Member, Department of Cell Biology and Genetics
Memorial Sloan Kettering Cancer Center
New York, New York
Studies are focused on new therapeutic targets to treat aggressive breast cancers.
Laboratory experiments will test a new drug called AGX-51 and identify potential combinations with AGX 51 to enhance cancer cell killing.
These studies may lead to new combination approaches to improve response to therapy and patient outcomes.
Breast cancer metastasis remains one of the greatest clinical challenges in breast cancer. Thus, identification of new therapeutic agents that are effective in inhibiting the development of metastasis is critical.
Dr. Benezra's laboratory is studying a class of proteins called DNA binding/differentiation (Id) proteins as potential therapeutic targets to prevent metastasis. Id proteins are overexpressed in primary and metastatic breast tumors, and importantly, knocking out these proteins using genetic tools leads to a near complete inhibition of metastasis in experimental models.

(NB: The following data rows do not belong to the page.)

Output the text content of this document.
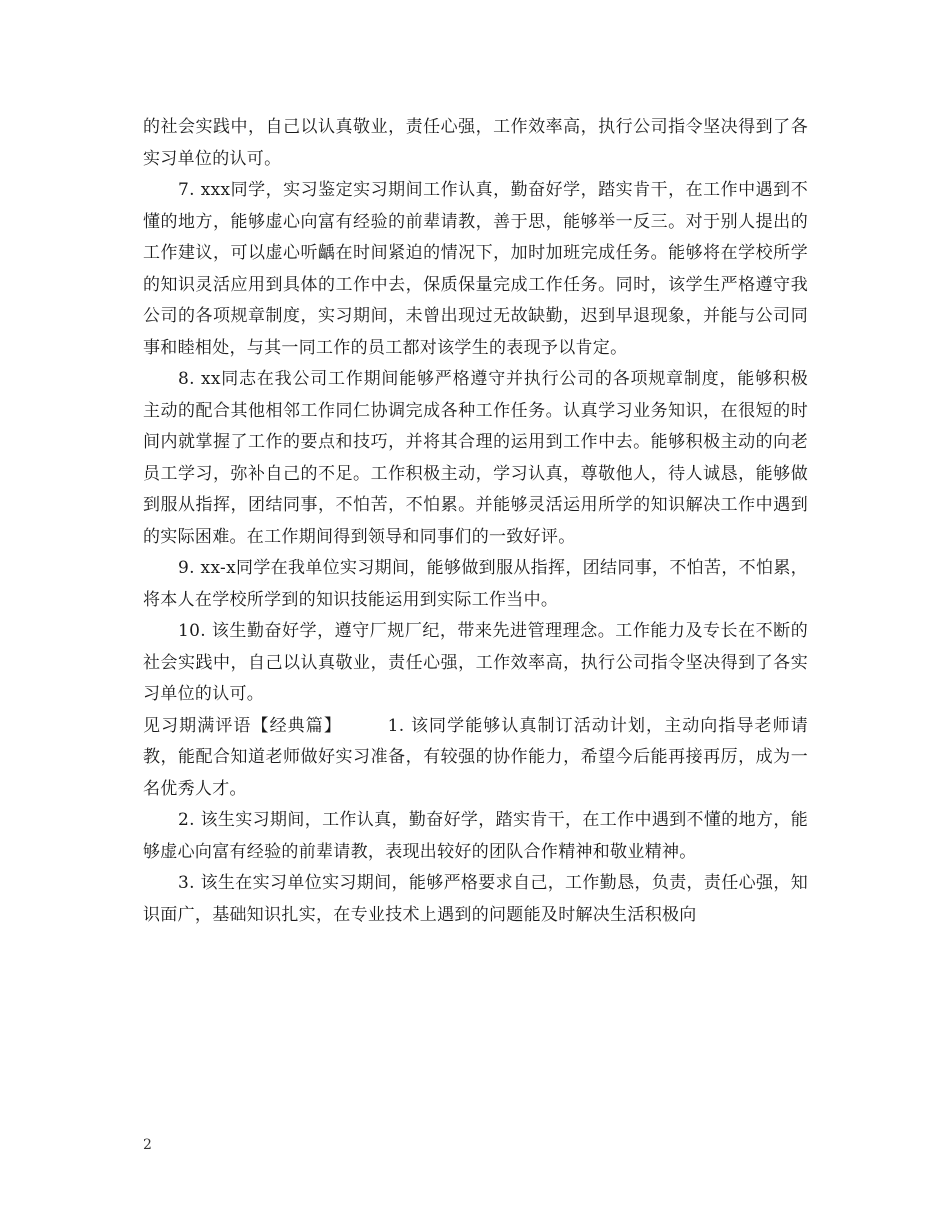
的社会实践中，自己以认真敬业，责任心强，工作效率高，执行公司指令坚决得到了各实习单位的认可。

7. xxx同学，实习鉴定实习期间工作认真，勤奋好学，踏实肯干，在工作中遇到不懂的地方，能够虚心向富有经验的前辈请教，善于思，能够举一反三。对于别人提出的工作建议，可以虚心听齲在时间紧迫的情况下，加时加班完成任务。能够将在学校所学的知识灵活应用到具体的工作中去，保质保量完成工作任务。同时，该学生严格遵守我公司的各项规章制度，实习期间，未曾出现过无故缺勤，迟到早退现象，并能与公司同事和睦相处，与其一同工作的员工都对该学生的表现予以肯定。

8. xx同志在我公司工作期间能够严格遵守并执行公司的各项规章制度，能够积极主动的配合其他相邻工作同仁协调完成各种工作任务。认真学习业务知识，在很短的时间内就掌握了工作的要点和技巧，并将其合理的运用到工作中去。能够积极主动的向老员工学习，弥补自己的不足。工作积极主动，学习认真，尊敬他人，待人诚恳，能够做到服从指挥，团结同事，不怕苦，不怕累。并能够灵活运用所学的知识解决工作中遇到的实际困难。在工作期间得到领导和同事们的一致好评。

9. xx-x同学在我单位实习期间，能够做到服从指挥，团结同事，不怕苦，不怕累，将本人在学校所学到的知识技能运用到实际工作当中。

10. 该生勤奋好学，遵守厂规厂纪，带来先进管理理念。工作能力及专长在不断的社会实践中，自己以认真敬业，责任心强，工作效率高，执行公司指令坚决得到了各实习单位的认可。

见习期满评语【经典篇】　　　1. 该同学能够认真制订活动计划，主动向指导老师请教，能配合知道老师做好实习准备，有较强的协作能力，希望今后能再接再厉，成为一名优秀人才。

2. 该生实习期间，工作认真，勤奋好学，踏实肯干，在工作中遇到不懂的地方，能够虚心向富有经验的前辈请教，表现出较好的团队合作精神和敬业精神。

3. 该生在实习单位实习期间，能够严格要求自己，工作勤恳，负责，责任心强，知识面广，基础知识扎实，在专业技术上遇到的问题能及时解决生活积极向

2
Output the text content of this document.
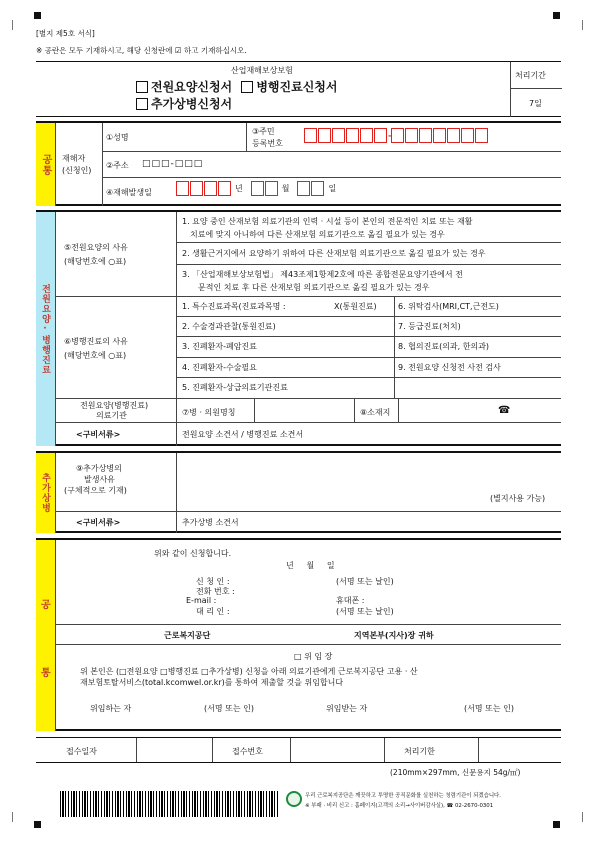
[별지 제5호 서식]
※ 공란은 모두 기재하시고, 해당 신청란에 ☑ 하고 기재하십시오.
산업재해보상보험
전원요양신청서 병행진료신청서
추가상병신청서
처리기간
7일
공통 재해자
(신청인)
①성명
③주민
등록번호
-
②주소 □□□-□□□
④재해발생일	년	월	일
전원요양·병행진료
⑤전원요양의 사유
(해당번호에 ○표)
1. 요양 중인 산재보험 의료기관의 인력 · 시설 등이 본인의 전문적인 치료 또는 재활
치료에 맞지 아니하여 다른 산재보험 의료기관으로 옮길 필요가 있는 경우
2. 생활근거지에서 요양하기 위하여 다른 산재보험 의료기관으로 옮길 필요가 있는 경우
3. 「산업재해보상보험법」 제43조제1항제2호에 따른 종합전문요양기관에서 전
문적인 치료 후 다른 산재보험 의료기관으로 옮길 필요가 있는 경우
⑥병행진료의 사유
(해당번호에 ○표)
1. 특수진료과목(진료과목명 :	X(통원진료)	6. 위탁검사(MRI,CT,근전도)
2. 수술경과관찰(통원진료)	7. 등급진료(처치)
3. 진폐환자-폐암진료	8. 협의진료(의과, 한의과)
4. 진폐환자-수술필요	9. 전원요양 신청전 사전 검사
5. 진폐환자-상급의료기관진료
전원요양(병행진료)
의료기관	⑦병 · 의원명칭	⑧소재지	☎
<구비서류>	전원요양 소견서 / 병행진료 소견서
추가상병
⑨추가상병의
발생사유
(구체적으로 기재)
(별지사용 가능)
<구비서류>	추가상병 소견서
공
통
위와 같이 신청합니다.
년     월     일
신 청 인 :	(서명 또는 날인)
전화 번호 :
휴대폰 :
E-mail :
대 리 인 :	(서명 또는 날인)
근로복지공단	지역본부(지사)장 귀하
□ 위 임 장
위 본인은 (□전원요양 □병행진료 □추가상병) 신청을 아래 의료기관에게 근로복지공단 고용 · 산
재보험토탈서비스(total.kcomwel.or.kr)를 통하여 제출할 것을 위임합니다
위임하는 자	(서명 또는 인)	위임받는 자	(서명 또는 인)
접수일자	접수번호	처리기한
(210mm×297mm, 신문용지 54g/㎡)
우리 근로복지공단은 깨끗하고 투명한 공직문화를 실천하는 청렴기관이 되겠습니다.
※ 부패 · 비리 신고 : 홈페이지(고객의 소리→사이버감사실), ☎ 02-2670-0301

Dr. Benezra's team identified an agent called AGX-51 that reduces the levels of Id1 and Id3, leading to a decrease in lung metastases. When combined with the commonly used chemotherapy drug Taxol, AGX-51 further reduces lung metastases in a model of aggressive breast cancer.
In the coming year, they will work to better understand the mechanism of AGX-51 activity by determining the structure of AGX-51 when bound to Id1 and the mechanics of their interaction. They will also identify FDA-approved drugs that when combined with AGX-51 enhance cancer cell killing. These experiments are key to assessing the potential for novel anti-Id therapeutics in the prevention of metastatic breast cancer.
Robert Benezra, PhD, is a Member at Memorial Sloan Kettering Cancer in the Department of Cell Biology and a Professor of Biology at Cornell Graduate School of Medical Sciences in New York City. As a postdoctoral fellow he identified the Id proteins as dominant negative regulators of the helix-loop-helix protein family and has since gone on to identify these proteins as key regulators of tumor growth, angiogenesis and metastasis. In addition, while at Sloan Kettering, Benezra and his colleagues identified the first human mitotic checkpoint gene, hsMad2, and demonstrated that its deregulation leads to chromosome instability, tumor progression and drug resistance. His program continues to focus on the molecular basis of tumor angiogenesis, tumor instability and metastasis. His current project supported by BCRF is to characterize and exploit a subset of patients' own white blood cells, called neutrophils, that act to inhibit early spread of breast cancer cells to distant organs.